何だよ、それ。総てあの人の一存ってことなのか。そんなことまでして僕を卒業生代表に押し通したというのか。僕なんかを。顔がぶわっと熱くなった。僕は、馬鹿だ。大阿呆だ。あの人は、あの人だけは、本気で僕のことを思ってくれていたのだ。胸が痛くなった。彼女の演技だと思ってしまった己を恥じた。僕は、僕は、あゝ……。その夜、僕は随分縮こまって反省した。

 *
 意地悪なことに、僕は彼女を泣かせたいと思ってしまった。どうせ答辞を読むなら感動的なものにしたい。それが精一杯、僕にやれる恩返しだと思ったのだ。
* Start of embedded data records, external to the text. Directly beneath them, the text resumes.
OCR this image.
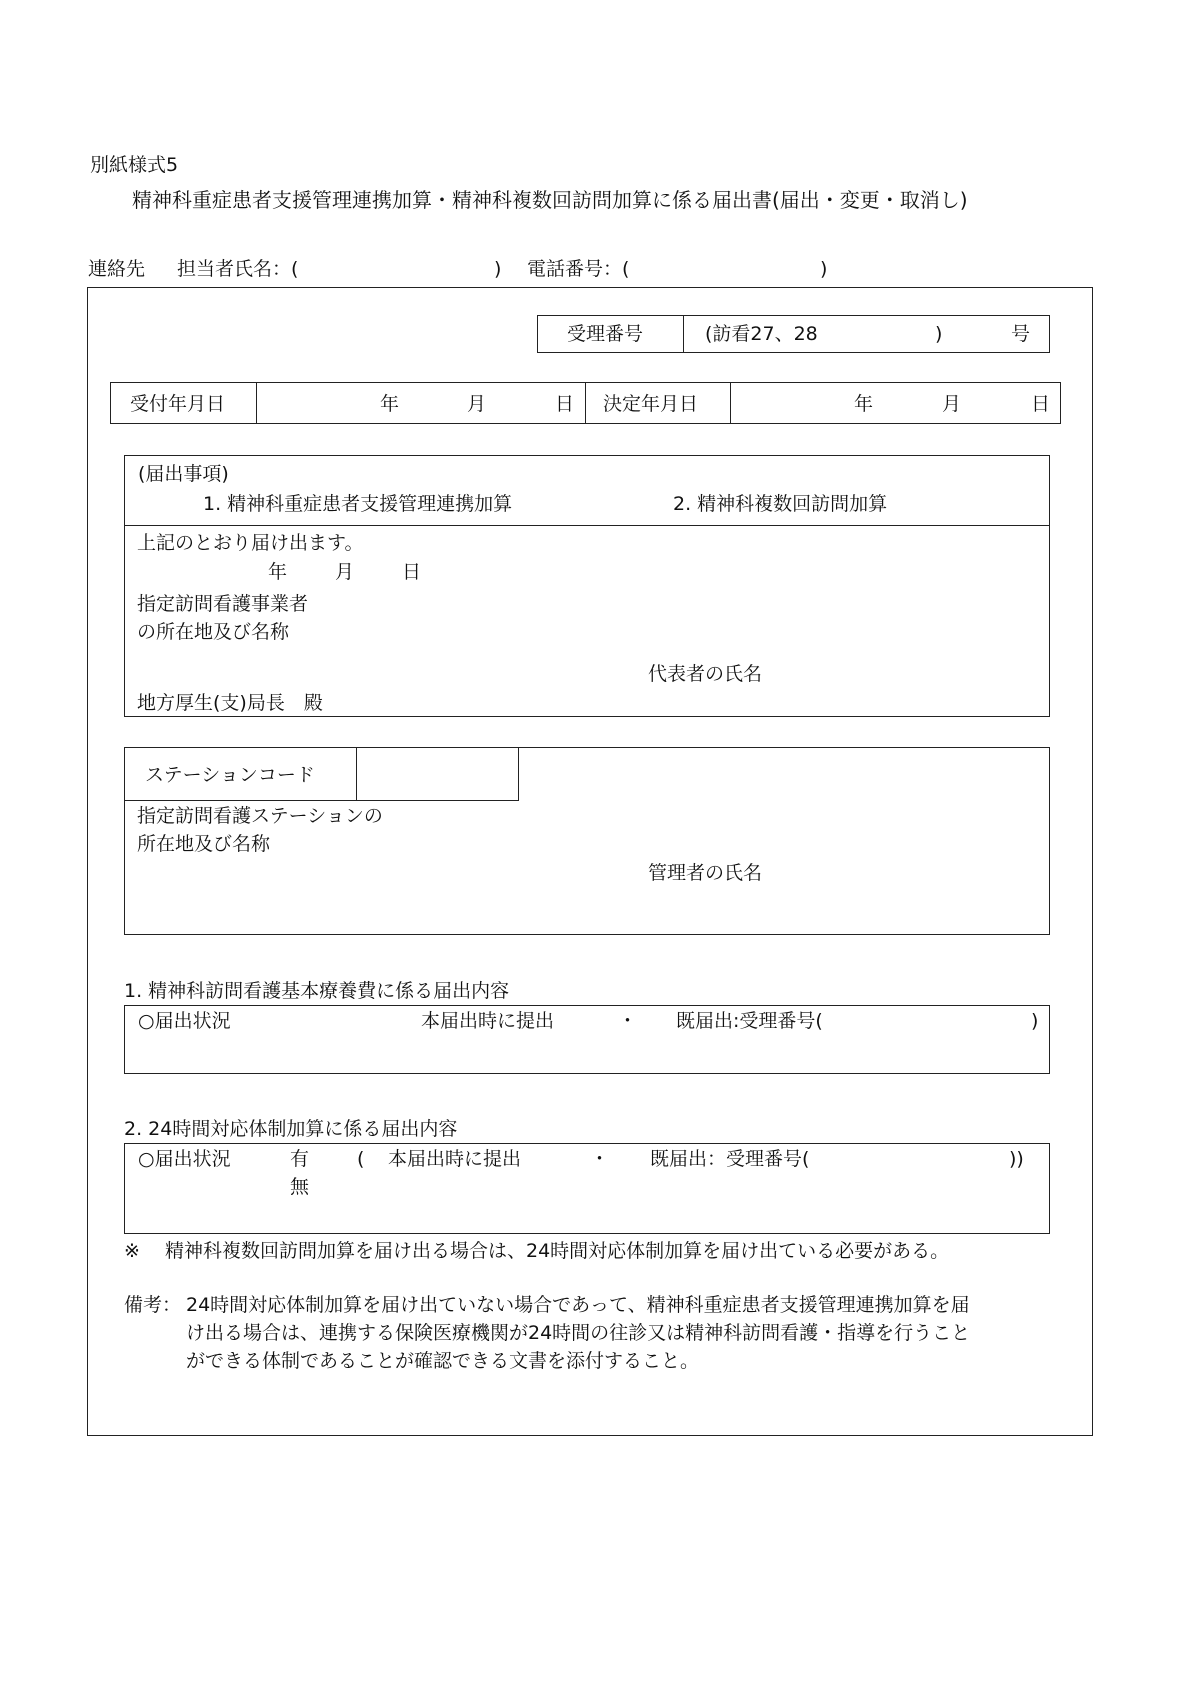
別紙様式5
精神科重症患者支援管理連携加算・精神科複数回訪問加算に係る届出書(届出・変更・取消し)
連絡先 担当者氏名：(	) 電話番号：(	)
受理番号	(訪看27、28	)	号
受付年月日	年	月	日 決定年月日	年	月	日
(届出事項)
1. 精神科重症患者支援管理連携加算	2. 精神科複数回訪問加算
上記のとおり届け出ます。
年	月	日
指定訪問看護事業者
の所在地及び名称
代表者の氏名
地方厚生(支)局長　殿
ステーションコード
指定訪問看護ステーションの
所在地及び名称
管理者の氏名
1. 精神科訪問看護基本療養費に係る届出内容
○届出状況	本届出時に提出	・ 既届出:受理番号(	)
2. 24時間対応体制加算に係る届出内容
○届出状況	有	( 本届出時に提出	・ 既届出：受理番号(	))
無
※ 精神科複数回訪問加算を届け出る場合は、24時間対応体制加算を届け出ている必要がある。
備考： 24時間対応体制加算を届け出ていない場合であって、精神科重症患者支援管理連携加算を届
け出る場合は、連携する保険医療機関が24時間の往診又は精神科訪問看護・指導を行うこと
ができる体制であることが確認できる文書を添付すること。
 なぜこんなに僕が彼女に恩を感じているかというと、彼女の言葉に大いに励まされたからである。

「私は、あなたの書く文章が好きなんです」

あの言葉は本当だったのだ。それが嬉しくて、有り難くてたまらなかったのだ。

 僕は今、小説を書いている。誰にも打ち明けていない、僕だけの密かな趣味だ。だからと言って手を抜いているわけじゃない。真面目に取り組んでいる。いつか賞を獲りたいとさえ企んでいる。そんな僕にとって、彼女がくれた言葉は、いくら礼をしても足りないくらいに嬉しかったのだ。僕は単純だ。分かってる。単純だから、単純な思考なりに喜ぶことができた。あゝ自分はそこそこの文才があるのだ、と僅かながら自信をつけられた。彼女には感謝してもしきれない。そんな彼女に、今できる精一杯の感謝を伝えたい、そう思ったのだ。

 それからあっという間に書き上げて、現国の先生に添削してもらった。私情を入れ過ぎかとひやひやしたが、これくらい語っても大丈夫だ、と認めてくれたのでほっとした。

 出来上がった下書きを、一字一字、丁寧に書き記す。先生には、コピーしたものを貼り付けてもいいと言われたが、僕は手で書きたかった。自分の思いが詰まった一筆一筆で、綴りたかった。

 *
 *
 *
 ――いつの間にか、春が訪れていた。セーターを着るとうっすら汗ばむほどだ。来てくれるなと願ったはずの春だった。もう次の春なんていらないと言った筈なのに、あゝようやく巡ってきたのだと思ってしまった。春に焦がれていたのだ、僕は。この春を待ち望んでいたのだ、僕は。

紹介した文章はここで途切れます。